Made up liquid cultures of DH5alpha + LOV2 in 2ml of LB + 2 microlitres Ampicillan. Liquid cultures grown for 4 hours and then 0.5 ml plated onto plates with varying concentrations of IPTG and with 1mM Ampicillan. These were then wrapped in tinfoil and allowed to grow in the 30 degree incubator for 24 hours. They were tested for fluorescence using both the Blak Ray lamp and the transilluminator with riboflavin as a positive control. No fluorescence was seen.
Liquid cultures were grown, then transferred to varying concentrations of IPTG, kept in darkness and incubated at 30 degrees for 3 hours. These were then illumuinated using the transilluminator and the Blak Ray lamp to test for fluorescence. Riboflaving was used as a positive control, and ready grown Top 10 cells without the LOV2 domain were used as a negative control. No illumination was seen of the LOV2 domain.
Figure 2: Image showing liquid culture of DH5alpha cells grown with IPTG compared to positive control riboflavin for fluorescence.

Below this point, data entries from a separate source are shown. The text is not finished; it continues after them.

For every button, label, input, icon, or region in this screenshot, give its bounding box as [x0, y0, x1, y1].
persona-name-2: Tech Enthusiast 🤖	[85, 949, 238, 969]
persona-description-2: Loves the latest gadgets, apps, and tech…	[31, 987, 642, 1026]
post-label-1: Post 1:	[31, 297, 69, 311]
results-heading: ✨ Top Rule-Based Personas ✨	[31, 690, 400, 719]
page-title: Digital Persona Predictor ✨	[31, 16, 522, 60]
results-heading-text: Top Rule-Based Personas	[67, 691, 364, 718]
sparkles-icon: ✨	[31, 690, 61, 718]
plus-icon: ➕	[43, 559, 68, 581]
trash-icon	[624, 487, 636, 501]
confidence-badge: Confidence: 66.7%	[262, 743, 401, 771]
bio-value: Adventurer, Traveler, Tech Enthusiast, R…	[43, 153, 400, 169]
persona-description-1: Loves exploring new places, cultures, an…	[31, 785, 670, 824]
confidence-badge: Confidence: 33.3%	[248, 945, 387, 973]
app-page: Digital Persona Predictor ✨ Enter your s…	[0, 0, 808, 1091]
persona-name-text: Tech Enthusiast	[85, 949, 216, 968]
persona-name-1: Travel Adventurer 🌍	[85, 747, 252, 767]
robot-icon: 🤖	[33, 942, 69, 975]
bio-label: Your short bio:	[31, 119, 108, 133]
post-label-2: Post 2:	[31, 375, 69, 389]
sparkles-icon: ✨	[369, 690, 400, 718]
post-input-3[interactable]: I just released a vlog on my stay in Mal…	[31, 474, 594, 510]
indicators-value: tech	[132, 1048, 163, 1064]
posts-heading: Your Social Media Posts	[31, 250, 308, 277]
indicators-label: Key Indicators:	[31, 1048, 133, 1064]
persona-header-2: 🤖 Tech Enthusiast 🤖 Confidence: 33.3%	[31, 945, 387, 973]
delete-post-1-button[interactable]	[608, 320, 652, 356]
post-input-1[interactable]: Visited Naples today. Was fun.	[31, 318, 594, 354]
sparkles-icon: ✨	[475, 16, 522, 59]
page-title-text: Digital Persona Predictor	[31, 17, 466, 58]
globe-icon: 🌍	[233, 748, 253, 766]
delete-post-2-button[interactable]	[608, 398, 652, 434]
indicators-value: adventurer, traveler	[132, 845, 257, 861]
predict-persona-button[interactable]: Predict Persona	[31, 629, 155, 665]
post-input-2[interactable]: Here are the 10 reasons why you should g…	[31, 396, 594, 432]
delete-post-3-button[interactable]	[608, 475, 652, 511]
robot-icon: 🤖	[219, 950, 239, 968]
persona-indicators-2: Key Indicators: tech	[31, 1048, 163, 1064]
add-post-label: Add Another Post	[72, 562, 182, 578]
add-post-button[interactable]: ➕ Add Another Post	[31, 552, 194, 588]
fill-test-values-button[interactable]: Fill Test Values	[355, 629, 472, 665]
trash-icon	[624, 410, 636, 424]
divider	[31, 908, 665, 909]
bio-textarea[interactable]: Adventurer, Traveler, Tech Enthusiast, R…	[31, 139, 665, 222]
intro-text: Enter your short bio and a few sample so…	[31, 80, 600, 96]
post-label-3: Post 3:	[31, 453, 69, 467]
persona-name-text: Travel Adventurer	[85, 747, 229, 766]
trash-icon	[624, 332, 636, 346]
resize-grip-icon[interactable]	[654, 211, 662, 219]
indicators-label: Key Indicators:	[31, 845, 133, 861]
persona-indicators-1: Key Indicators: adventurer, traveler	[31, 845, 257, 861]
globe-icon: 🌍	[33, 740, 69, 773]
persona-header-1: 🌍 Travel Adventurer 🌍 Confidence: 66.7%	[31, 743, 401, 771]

Illumination was tested by spinning down overnight cells containing LOV2 into a pellet and transilluminating with riboflavin as a positive control. No fluorescence was seen.
Although we had difficulties in making the LOV domain fluoresce, our restriction digest and the sequence support that we have the LOV2 domain.
Results
iLOV Results
Aims
1) Design iLOV construct to be synthesised
2) Get iLOV synthesised
3)Transform iLOV cells and make fluoresce
4)Ligate iLOV into sybmission vector
5)Submit iLOV
Methods
iLOV was synthesised to get rid of illegal restriction sites. It was synthesised in such a way that it contains an RBS and a double terminator.
This synethesised product was then ligated into the sumbission vector and submitted to the registry.